Hello. I am a 26 y/o female. I have since childhood dealt with mental health issues, I was diagnosed with LD in math, english and reading and had been on an IEP and worked with a case manager since i started school, up untill I graduated. However, I never understood why, because my parents did not talk to me about what was going on, nor did they ever share anything with me, it wasn't untill I was 17 and was offered my school records that I was even aware that I was diagnosed with learning disabilities or the stack of other notes about me and behavioral problems, also not even knowing what the hell an IEP was. I just always knew I had a harder time in school then most kids, and got extra help for it.

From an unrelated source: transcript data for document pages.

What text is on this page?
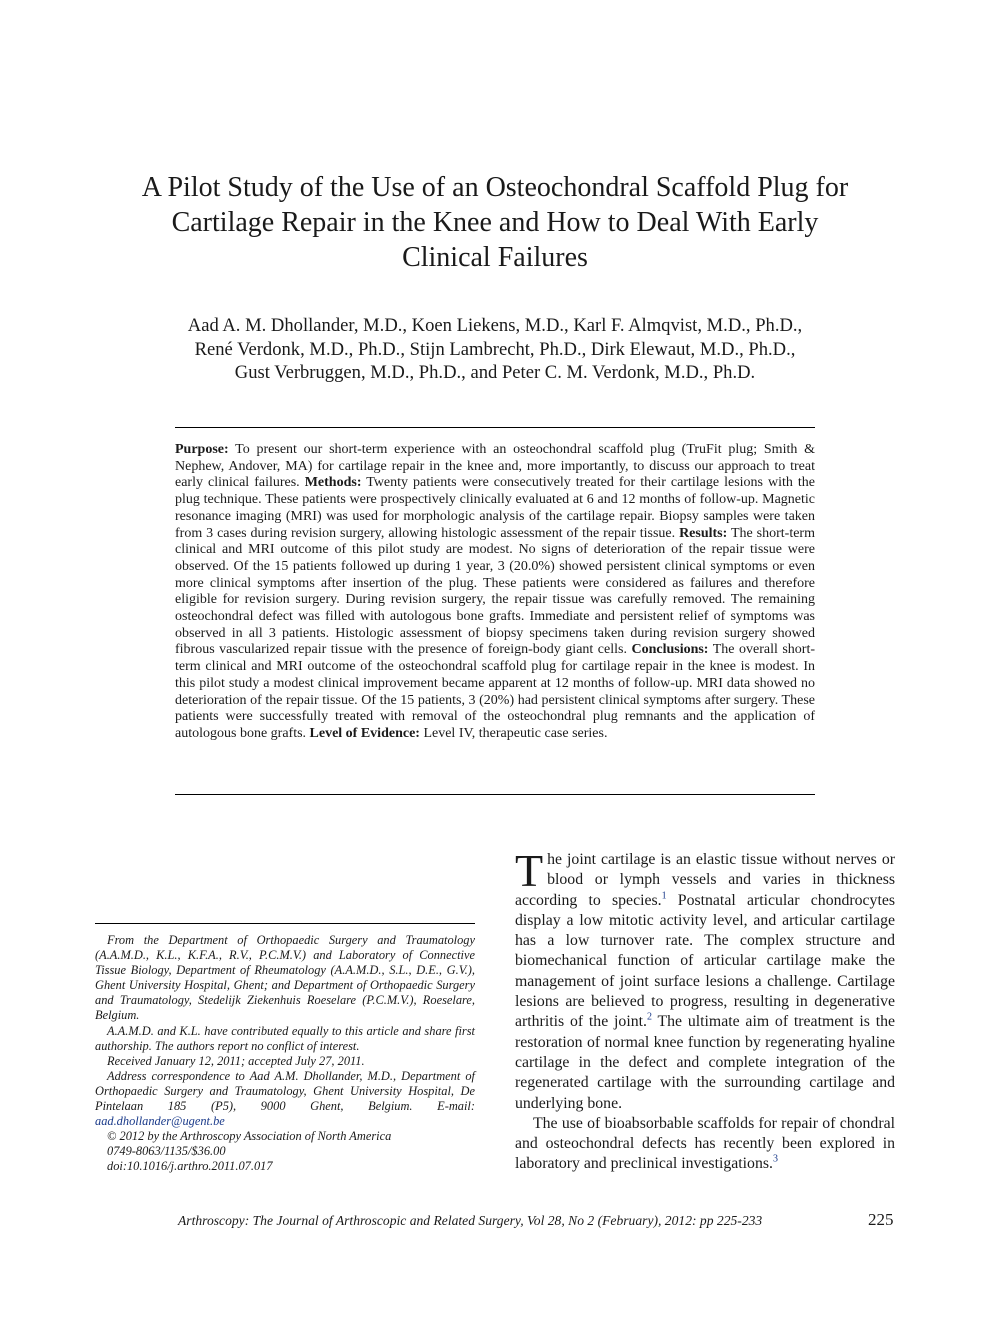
A Pilot Study of the Use of an Osteochondral Scaffold Plug for
Cartilage Repair in the Knee and How to Deal With Early
Clinical Failures
Aad A. M. Dhollander, M.D., Koen Liekens, M.D., Karl F. Almqvist, M.D., Ph.D.,
René Verdonk, M.D., Ph.D., Stijn Lambrecht, Ph.D., Dirk Elewaut, M.D., Ph.D.,
Gust Verbruggen, M.D., Ph.D., and Peter C. M. Verdonk, M.D., Ph.D.
Purpose: To present our short-term experience with an osteochondral scaffold plug (TruFit plug; Smith & Nephew, Andover, MA) for cartilage repair in the knee and, more importantly, to discuss our approach to treat early clinical failures. Methods: Twenty patients were consecutively treated for their cartilage lesions with the plug technique. These patients were prospectively clinically evaluated at 6 and 12 months of follow-up. Magnetic resonance imaging (MRI) was used for morphologic analysis of the cartilage repair. Biopsy samples were taken from 3 cases during revision surgery, allowing histologic assessment of the repair tissue. Results: The short-term clinical and MRI outcome of this pilot study are modest. No signs of deterioration of the repair tissue were observed. Of the 15 patients followed up during 1 year, 3 (20.0%) showed persistent clinical symptoms or even more clinical symptoms after insertion of the plug. These patients were considered as failures and therefore eligible for revision surgery. During revision surgery, the repair tissue was carefully removed. The remaining osteochondral defect was filled with autologous bone grafts. Immediate and persistent relief of symptoms was observed in all 3 patients. Histologic assessment of biopsy specimens taken during revision surgery showed fibrous vascularized repair tissue with the presence of foreign-body giant cells. Conclusions: The overall short-term clinical and MRI outcome of the osteochondral scaffold plug for cartilage repair in the knee is modest. In this pilot study a modest clinical improvement became apparent at 12 months of follow-up. MRI data showed no deterioration of the repair tissue. Of the 15 patients, 3 (20%) had persistent clinical symptoms after surgery. These patients were successfully treated with removal of the osteochondral plug remnants and the application of autologous bone grafts. Level of Evidence: Level IV, therapeutic case series.

From the Department of Orthopaedic Surgery and Traumatology (A.A.M.D., K.L., K.F.A., R.V., P.C.M.V.) and Laboratory of Connective Tissue Biology, Department of Rheumatology (A.A.M.D., S.L., D.E., G.V.), Ghent University Hospital, Ghent; and Department of Orthopaedic Surgery and Traumatology, Stedelijk Ziekenhuis Roeselare (P.C.M.V.), Roeselare, Belgium.

A.A.M.D. and K.L. have contributed equally to this article and share first authorship. The authors report no conflict of interest.

Received January 12, 2011; accepted July 27, 2011.

Address correspondence to Aad A.M. Dhollander, M.D., Department of Orthopaedic Surgery and Traumatology, Ghent University Hospital, De Pintelaan 185 (P5), 9000 Ghent, Belgium. E-mail: aad.dhollander@ugent.be

© 2012 by the Arthroscopy Association of North America

0749-8063/1135/$36.00

doi:10.1016/j.arthro.2011.07.017

The joint cartilage is an elastic tissue without nerves or blood or lymph vessels and varies in thickness according to species.$^1$ Postnatal articular chondrocytes display a low mitotic activity level, and articular cartilage has a low turnover rate. The complex structure and biomechanical function of articular cartilage make the management of joint surface lesions a challenge. Cartilage lesions are believed to progress, resulting in degenerative arthritis of the joint.$^2$ The ultimate aim of treatment is the restoration of normal knee function by regenerating hyaline cartilage in the defect and complete integration of the regenerated cartilage with the surrounding cartilage and underlying bone.

The use of bioabsorbable scaffolds for repair of chondral and osteochondral defects has recently been explored in laboratory and preclinical investigations.$^3$

Arthroscopy: The Journal of Arthroscopic and Related Surgery, Vol 28, No 2 (February), 2012: pp 225-233	225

When I was about 13 I was diagnosed with depression and anxiety and put on prozac, which my father detested. I ended up having to hide it from him for years that I was taking the anti depressant.

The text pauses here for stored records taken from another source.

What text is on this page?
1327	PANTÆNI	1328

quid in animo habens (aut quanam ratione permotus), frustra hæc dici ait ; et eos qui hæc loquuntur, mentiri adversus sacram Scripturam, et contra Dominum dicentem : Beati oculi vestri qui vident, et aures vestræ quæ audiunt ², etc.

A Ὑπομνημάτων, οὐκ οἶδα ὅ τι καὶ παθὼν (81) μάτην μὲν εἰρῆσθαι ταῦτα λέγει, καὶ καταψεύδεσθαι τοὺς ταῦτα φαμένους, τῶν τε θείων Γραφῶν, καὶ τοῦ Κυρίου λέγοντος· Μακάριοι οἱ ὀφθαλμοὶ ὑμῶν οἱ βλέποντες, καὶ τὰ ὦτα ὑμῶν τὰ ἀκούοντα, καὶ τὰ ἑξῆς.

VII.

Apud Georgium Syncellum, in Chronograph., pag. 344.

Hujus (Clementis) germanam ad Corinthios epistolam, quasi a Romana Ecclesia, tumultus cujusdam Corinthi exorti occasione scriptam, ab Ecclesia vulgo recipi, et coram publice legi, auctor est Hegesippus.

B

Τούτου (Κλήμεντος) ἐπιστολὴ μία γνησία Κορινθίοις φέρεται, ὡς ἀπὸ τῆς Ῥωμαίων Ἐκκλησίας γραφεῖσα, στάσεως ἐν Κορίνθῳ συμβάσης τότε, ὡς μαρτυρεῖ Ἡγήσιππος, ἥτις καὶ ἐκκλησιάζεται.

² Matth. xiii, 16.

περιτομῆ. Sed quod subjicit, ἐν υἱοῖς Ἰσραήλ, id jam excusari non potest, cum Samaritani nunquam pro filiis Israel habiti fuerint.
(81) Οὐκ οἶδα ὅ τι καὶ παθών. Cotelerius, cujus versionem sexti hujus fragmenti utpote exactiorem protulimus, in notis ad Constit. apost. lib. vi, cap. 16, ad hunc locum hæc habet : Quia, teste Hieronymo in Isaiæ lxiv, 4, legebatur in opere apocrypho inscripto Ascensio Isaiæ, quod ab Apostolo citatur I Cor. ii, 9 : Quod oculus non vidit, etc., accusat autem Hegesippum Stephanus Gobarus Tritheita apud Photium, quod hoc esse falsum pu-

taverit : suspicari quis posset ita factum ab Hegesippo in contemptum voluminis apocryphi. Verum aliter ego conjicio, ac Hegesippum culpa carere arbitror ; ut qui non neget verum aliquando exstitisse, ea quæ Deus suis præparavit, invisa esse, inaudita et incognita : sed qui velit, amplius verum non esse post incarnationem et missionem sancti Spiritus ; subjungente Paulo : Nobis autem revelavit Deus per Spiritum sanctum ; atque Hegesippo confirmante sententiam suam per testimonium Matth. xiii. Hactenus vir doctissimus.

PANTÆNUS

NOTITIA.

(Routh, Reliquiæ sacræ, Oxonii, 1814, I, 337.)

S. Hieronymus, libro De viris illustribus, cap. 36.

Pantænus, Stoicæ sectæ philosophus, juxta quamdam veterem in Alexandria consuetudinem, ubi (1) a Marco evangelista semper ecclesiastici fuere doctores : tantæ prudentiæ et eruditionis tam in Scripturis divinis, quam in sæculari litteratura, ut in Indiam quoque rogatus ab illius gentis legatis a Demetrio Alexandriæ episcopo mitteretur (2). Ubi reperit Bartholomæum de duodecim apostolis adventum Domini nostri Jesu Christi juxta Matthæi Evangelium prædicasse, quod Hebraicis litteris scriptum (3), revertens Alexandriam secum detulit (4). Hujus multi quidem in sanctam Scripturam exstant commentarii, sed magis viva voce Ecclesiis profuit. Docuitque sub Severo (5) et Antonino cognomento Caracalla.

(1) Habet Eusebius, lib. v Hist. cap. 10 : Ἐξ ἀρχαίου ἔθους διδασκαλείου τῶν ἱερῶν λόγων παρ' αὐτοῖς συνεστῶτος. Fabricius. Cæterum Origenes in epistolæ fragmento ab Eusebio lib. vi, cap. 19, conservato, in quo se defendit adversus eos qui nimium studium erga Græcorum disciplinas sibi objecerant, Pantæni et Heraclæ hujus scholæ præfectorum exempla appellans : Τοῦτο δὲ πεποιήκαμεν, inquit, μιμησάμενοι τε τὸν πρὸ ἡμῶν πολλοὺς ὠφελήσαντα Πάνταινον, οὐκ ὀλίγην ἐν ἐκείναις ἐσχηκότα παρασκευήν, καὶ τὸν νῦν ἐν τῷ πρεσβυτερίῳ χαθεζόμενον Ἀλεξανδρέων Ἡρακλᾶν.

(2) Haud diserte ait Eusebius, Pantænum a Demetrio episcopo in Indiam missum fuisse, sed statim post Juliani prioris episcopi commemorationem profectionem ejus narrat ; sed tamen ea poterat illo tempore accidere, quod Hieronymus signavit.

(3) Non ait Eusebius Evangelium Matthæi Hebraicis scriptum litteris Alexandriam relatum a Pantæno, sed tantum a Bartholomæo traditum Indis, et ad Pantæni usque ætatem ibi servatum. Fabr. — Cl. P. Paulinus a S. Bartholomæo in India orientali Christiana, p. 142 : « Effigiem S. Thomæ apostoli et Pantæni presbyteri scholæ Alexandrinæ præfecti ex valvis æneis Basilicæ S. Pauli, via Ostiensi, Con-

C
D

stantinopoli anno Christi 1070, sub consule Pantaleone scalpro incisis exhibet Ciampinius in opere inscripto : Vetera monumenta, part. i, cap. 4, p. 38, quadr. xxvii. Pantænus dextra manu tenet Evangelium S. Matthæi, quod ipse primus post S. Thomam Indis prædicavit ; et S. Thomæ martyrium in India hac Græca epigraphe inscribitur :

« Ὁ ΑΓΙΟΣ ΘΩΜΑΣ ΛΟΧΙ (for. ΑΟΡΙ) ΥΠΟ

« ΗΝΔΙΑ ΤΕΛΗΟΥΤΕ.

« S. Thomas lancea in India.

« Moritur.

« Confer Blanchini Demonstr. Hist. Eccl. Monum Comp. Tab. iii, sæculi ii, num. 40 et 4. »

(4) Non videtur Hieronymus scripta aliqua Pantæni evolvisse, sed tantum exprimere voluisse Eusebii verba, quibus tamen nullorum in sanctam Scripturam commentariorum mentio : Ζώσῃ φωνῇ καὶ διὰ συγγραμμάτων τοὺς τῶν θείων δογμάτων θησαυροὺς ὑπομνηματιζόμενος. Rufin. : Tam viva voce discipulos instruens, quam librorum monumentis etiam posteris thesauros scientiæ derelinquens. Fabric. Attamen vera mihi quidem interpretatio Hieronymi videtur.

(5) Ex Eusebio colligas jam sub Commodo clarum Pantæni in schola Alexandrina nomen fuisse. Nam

I have always been very independant and felt older then my age group. I have always felt like i think differently then everyone else. I truely believe I am a good person and nice. But i get irritated and angry easily. I end up biting my lips, or digging my nails into my nail beds, or gums to ease the anxious kind of.. tension I'd guess? Sometimes noises or certain pitches bother me so much I want to cry or scream. for instance my daughter crys in one certain pitch that makes me go bananas, and I cant help but go in another room close the door and plug my ears and pace untill she stops. And when I go for runs, if people on motor cycles ride by and rev their engines I get so pissed off cause it makes my blood hurt. ugh. I also notice too that when my boyfriend kisses me lightly on the head it does the same thing, and I end up making him feel bad, cause I get so irritated. I even tell him its not that he does it, its just how light he does it, so he'll jokingly kiss me harder on the head, but its true it doesn't bother me as much. I am so tired or hurting people I care about because I am so irritable about stupid things.

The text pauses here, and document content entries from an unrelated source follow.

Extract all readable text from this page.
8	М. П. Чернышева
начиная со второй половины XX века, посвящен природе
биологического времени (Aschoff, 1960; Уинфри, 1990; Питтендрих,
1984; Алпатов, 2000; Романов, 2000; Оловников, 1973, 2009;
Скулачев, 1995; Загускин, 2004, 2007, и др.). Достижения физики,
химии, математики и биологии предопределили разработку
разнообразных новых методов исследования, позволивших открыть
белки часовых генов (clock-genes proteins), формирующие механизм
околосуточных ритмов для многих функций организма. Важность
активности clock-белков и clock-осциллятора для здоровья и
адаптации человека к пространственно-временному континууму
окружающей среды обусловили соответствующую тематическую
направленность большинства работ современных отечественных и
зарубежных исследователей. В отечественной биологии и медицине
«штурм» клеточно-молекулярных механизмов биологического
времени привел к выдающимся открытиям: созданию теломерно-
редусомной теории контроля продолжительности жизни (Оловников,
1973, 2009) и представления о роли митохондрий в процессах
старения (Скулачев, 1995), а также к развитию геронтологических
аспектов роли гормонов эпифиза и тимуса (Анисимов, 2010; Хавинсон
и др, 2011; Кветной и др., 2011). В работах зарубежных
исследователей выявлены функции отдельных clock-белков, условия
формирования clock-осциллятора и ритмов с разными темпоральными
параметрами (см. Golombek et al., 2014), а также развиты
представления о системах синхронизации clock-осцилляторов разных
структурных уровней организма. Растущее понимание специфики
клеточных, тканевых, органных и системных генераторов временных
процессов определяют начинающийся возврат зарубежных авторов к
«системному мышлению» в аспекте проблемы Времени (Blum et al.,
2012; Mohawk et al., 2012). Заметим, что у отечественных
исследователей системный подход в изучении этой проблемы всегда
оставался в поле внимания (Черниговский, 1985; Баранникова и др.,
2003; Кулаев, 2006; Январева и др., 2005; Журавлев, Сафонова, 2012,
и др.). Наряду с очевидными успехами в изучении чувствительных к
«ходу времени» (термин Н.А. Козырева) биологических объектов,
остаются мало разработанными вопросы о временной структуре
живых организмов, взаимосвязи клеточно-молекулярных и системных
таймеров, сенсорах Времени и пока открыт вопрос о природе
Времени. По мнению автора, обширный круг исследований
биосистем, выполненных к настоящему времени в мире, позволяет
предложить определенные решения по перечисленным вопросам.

My other problems is I get so into things, mainly arts and craft related for a few months and I could do really cool things with them. Like for instance I make these brooches, and everyone says they like them and I could sell them on etsy, and I spend a month or two straight making them every night, so pumped and into it. and now I cant even stand the thought of doing it. Now I am obsessed with vitamins and minerals and want to spend every night looking up info on that. I could be making extra money utilizing my talents, and instead I am so often uninterested in things that I was interested in and it is very depressing in itself. I feel like I am unmotivated, but I know its just possibley part of maybe who I am.
This is just a tid bit of info about me, that maybe would give you some insight into my life. I have not been to a therapist since my pregnancy, because I did not like her. She just kept telling me to breath all the time. I know how to breath, I want to know wtf is wrong with me, why cant I be the person I feel like I should be?
does any of this make sense to anyone?
Does anyone feel like they are trapped in a body sometimes?
Maybe I feel this way because I feel maybe I have been (in a large part) misdiagnosed my whole life, not because of drs but because of my parents and their neglect to get me proper whatever back then. My brother I suspect may be in a similar situation and it breaks my heart. I feel like a tree stuck rooted in the ground watching the world happen around me and I am just stuck.
I am going to try to find a good psychologist to help me get a diagnosis, proper, if not for this for whatever. but I feel that Aspergers fits my personality almost to a T.